Kurt Wimmer und Dion Beebe hinter der Kamera konstruierten eine erschreckend kalte, von den Ruinen des Weltkrieges, aber vor allem der eisigen und düsteren Atmosphäre einer Diktatur geprägte Welt, in der gnadenlos Konformität und die Aufgabe von Subjektivität eingefordert und das alles als Fortschritt verkauft wird. Vater erscheint den „Schutzbefohlenen“ nur über die Riesenleinwände, die in der ganzen Stadt zu sehen sind, und im Fernsehen. Seine „Weisheiten“ prasseln tagein tagaus hernieder wie Gottes Gebote.

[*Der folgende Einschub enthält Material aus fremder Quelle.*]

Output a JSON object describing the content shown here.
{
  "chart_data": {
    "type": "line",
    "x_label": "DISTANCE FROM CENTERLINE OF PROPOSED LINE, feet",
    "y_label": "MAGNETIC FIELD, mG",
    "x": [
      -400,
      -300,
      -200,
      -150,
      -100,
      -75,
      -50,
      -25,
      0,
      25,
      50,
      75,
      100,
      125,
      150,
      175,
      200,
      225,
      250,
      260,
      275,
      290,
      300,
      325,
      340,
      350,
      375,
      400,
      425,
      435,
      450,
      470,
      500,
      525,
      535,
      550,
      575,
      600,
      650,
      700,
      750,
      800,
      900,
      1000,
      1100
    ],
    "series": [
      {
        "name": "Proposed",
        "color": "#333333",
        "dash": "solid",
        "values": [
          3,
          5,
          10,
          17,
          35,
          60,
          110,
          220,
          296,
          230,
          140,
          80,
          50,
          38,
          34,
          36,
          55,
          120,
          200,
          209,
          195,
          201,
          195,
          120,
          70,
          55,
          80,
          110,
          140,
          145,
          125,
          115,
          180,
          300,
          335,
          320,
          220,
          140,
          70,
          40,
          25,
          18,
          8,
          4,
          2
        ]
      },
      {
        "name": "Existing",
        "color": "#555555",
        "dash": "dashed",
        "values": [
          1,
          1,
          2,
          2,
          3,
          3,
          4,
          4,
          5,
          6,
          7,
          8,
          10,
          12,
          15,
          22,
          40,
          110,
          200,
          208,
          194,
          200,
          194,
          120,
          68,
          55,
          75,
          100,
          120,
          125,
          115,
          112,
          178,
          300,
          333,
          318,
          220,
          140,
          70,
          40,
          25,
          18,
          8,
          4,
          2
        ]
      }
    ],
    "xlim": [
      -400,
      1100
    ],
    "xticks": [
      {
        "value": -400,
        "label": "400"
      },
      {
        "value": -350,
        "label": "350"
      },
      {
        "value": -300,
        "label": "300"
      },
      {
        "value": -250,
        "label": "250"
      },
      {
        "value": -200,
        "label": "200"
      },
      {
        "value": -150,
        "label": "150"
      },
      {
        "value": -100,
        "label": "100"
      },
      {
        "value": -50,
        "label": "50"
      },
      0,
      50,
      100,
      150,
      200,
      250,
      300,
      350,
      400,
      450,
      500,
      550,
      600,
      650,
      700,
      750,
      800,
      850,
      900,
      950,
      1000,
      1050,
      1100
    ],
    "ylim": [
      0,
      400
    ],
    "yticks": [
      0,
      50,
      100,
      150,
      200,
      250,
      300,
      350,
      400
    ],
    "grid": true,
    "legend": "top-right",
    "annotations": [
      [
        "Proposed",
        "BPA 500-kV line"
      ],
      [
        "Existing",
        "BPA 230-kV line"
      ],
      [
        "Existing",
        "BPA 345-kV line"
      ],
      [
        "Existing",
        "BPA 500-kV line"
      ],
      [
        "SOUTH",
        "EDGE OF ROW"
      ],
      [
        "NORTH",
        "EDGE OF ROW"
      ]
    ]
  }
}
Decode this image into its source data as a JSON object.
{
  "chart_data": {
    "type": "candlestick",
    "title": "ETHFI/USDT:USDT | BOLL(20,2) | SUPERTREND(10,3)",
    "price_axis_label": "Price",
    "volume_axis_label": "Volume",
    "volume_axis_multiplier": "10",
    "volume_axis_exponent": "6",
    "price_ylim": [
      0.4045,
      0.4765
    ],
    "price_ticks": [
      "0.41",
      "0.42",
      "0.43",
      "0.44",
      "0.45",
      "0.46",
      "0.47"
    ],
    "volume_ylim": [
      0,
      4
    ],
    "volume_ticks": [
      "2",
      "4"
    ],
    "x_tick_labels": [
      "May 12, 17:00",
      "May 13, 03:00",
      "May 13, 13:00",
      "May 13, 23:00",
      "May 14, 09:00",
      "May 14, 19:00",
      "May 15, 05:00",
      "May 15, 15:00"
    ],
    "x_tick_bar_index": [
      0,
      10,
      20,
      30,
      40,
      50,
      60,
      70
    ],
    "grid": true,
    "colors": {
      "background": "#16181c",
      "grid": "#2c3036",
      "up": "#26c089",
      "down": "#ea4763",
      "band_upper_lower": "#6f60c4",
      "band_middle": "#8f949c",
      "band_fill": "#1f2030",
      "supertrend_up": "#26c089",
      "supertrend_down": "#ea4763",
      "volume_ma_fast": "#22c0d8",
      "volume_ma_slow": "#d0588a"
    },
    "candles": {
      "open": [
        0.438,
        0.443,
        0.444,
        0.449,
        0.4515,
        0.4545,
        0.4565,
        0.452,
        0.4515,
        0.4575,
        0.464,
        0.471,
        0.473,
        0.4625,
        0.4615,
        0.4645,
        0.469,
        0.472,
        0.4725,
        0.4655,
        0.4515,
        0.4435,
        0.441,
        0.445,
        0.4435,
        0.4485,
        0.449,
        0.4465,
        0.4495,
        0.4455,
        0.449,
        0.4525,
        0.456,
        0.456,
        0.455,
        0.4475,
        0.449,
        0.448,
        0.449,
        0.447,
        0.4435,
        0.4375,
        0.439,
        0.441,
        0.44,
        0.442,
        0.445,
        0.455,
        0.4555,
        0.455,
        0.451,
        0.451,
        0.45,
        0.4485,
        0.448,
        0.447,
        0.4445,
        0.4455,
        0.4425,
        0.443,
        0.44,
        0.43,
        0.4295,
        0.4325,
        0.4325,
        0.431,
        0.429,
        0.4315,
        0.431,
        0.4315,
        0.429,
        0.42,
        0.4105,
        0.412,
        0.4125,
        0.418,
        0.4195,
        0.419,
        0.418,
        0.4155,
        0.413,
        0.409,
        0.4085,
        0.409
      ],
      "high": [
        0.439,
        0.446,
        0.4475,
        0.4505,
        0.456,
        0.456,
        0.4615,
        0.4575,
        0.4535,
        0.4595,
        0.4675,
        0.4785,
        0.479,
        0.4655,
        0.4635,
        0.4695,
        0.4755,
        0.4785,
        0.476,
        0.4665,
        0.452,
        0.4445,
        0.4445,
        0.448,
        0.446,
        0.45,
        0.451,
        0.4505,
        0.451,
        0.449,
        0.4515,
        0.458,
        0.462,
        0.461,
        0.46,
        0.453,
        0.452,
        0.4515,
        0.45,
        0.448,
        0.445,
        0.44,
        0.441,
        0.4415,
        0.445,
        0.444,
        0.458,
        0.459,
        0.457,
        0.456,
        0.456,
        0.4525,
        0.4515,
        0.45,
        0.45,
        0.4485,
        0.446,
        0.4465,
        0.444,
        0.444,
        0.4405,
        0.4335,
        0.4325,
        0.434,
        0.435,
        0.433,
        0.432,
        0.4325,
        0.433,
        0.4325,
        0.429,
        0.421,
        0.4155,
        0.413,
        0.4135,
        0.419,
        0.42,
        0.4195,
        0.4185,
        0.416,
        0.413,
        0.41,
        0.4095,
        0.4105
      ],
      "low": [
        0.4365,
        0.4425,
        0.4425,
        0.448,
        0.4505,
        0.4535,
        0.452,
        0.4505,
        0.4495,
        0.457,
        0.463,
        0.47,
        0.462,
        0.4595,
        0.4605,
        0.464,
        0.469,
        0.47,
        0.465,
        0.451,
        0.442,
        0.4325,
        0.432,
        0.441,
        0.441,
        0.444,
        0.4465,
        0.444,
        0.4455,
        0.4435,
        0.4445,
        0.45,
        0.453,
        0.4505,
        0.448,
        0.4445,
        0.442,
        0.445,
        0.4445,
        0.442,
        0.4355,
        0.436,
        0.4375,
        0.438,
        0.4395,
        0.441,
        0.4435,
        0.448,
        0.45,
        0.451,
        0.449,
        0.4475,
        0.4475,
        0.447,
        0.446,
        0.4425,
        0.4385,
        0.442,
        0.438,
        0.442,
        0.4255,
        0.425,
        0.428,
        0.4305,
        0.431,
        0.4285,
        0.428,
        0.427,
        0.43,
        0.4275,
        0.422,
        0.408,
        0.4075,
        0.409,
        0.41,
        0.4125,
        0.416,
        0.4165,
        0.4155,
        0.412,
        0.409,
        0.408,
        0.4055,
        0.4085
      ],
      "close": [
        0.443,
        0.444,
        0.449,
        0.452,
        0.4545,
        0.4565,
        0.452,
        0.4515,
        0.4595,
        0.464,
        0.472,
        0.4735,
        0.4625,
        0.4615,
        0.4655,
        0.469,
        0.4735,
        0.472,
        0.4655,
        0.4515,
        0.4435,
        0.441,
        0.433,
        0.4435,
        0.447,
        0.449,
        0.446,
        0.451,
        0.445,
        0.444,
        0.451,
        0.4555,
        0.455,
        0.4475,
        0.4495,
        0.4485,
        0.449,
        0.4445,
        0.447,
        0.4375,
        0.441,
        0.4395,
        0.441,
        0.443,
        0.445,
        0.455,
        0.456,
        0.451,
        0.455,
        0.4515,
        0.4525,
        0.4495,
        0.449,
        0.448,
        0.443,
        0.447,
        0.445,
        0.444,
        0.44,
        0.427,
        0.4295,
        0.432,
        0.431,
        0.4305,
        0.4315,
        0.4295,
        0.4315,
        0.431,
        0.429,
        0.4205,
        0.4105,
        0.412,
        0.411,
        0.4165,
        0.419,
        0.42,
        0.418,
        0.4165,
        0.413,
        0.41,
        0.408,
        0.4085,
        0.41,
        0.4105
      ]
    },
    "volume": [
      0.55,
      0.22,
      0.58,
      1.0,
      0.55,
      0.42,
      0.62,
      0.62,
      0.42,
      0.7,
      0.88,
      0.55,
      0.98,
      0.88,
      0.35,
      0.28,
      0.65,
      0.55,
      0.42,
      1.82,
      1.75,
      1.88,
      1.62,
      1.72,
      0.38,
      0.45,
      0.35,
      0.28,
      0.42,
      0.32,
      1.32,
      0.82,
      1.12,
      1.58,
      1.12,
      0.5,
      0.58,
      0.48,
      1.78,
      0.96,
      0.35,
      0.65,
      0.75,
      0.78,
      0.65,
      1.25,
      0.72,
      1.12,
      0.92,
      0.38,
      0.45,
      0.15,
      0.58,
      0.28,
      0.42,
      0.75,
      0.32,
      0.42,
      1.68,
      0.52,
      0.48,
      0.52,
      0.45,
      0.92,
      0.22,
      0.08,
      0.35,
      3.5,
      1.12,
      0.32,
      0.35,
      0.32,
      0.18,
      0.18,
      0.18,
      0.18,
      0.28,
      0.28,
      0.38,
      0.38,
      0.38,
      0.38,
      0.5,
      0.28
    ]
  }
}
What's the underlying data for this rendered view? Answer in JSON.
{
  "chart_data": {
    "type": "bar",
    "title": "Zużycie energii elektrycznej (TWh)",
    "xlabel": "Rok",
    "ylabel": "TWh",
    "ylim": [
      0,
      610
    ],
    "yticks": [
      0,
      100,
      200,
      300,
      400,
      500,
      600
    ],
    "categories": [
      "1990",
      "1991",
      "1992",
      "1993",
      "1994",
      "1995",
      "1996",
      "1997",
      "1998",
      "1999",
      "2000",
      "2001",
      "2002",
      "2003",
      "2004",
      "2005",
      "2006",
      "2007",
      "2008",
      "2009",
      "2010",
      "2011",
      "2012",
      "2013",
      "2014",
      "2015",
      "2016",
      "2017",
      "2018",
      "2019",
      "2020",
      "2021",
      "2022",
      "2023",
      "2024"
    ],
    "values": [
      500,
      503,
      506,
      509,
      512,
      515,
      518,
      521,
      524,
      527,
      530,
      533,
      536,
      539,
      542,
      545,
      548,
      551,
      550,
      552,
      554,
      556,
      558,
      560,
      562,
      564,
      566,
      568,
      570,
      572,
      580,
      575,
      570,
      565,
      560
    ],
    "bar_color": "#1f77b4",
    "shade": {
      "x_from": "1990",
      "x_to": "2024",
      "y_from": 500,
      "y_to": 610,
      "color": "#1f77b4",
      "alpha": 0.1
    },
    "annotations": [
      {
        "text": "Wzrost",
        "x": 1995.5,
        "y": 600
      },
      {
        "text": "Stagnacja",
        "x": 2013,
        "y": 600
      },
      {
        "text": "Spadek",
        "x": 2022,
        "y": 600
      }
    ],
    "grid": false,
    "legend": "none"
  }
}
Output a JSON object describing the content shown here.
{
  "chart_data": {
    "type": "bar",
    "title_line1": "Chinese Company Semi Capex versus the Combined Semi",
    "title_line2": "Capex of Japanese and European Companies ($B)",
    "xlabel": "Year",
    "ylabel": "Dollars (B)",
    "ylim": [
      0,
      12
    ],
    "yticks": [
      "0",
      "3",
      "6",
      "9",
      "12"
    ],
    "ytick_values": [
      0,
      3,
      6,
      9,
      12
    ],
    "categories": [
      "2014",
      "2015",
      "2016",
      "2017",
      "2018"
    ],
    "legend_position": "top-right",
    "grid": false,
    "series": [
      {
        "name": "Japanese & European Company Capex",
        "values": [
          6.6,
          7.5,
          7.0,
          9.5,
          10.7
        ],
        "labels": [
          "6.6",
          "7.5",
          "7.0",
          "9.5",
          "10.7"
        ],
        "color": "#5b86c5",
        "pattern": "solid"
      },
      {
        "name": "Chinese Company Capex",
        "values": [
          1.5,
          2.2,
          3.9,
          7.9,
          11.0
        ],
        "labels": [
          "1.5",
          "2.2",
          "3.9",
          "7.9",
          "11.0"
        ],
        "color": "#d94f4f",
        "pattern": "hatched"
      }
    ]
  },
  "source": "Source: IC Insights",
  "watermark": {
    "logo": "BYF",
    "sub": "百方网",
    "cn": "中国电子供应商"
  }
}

Nur in den versteckten Nischen der Rebellen zeigt sich die Welt der Emotion, der Zuneigung, der Lust, der Leidenschaft. Wie verlorene Inseln sind die Räume, in denen ein altes Grammophon, Porzellanfiguren, abgenutzte Sessel, Bilder usw. vor dem Zugriff der Kleriker verborgen sind, ständig in Gefahr, auf dem Altar der Diktatur verbrannt zu werden. Die Mona Lisa gehört zu den Opfern der Krieger, jedes Buch, sogar Spiegel sind verboten. Wimmer zeigt, wie diese Nischen und die Menschen, die sie eingerichtet haben, immer wieder der eiskalten Umwelt trotzen. Mit relativ einfachen Mitteln zeigt er, „verpackt“ zwischen den mit erheblichem Aufwand überzeugend und spannend inszenierten Kampfszenen, die Auseinandersetzung zwischen der Vater-Ideologie und der Philosophie der Sinnenlust der Rebellen.

Christian Bale überzeugt in der Rolle des sich vom Saulus zum Paulus wandelnden Preston, der sich zunächst gegen das Zulassen von Gefühlen wehrt, dann aber entdeckt, was ihm bislang verloren gegangen ist. Angus MacFadyen als Gegenspieler Prestons spielt den skrupellosen Machtbesessenen, der sich hinter der Fassade der Tugend versteckt. Taye Diggs spielt einen anderen Typ des Skrupellosen, einen Karrieristen, der jedoch nicht mit der Gewalt der Gefühle kalkulieren kann. Emily Watson, die etwas zu kurz kommt (jedenfalls hätte ich mir mehr von ihr gewünscht), überzeugt als kompromisslose „Sinnestäterin“.

„Equilibrium“ hat ein bisschen etwas von „Matrix“, vor allem aber rekurriert Wimmer auf einen älteren Film, auf Truffauts „Fahrenheit 451“ (1966), der eine Welt visualisierte, in der es bei Strafe verboten war, Bücher zu lesen. „Equilibrium“ ist spannend, sowohl was Geschichte und Figuren als auch was die special effects angeht.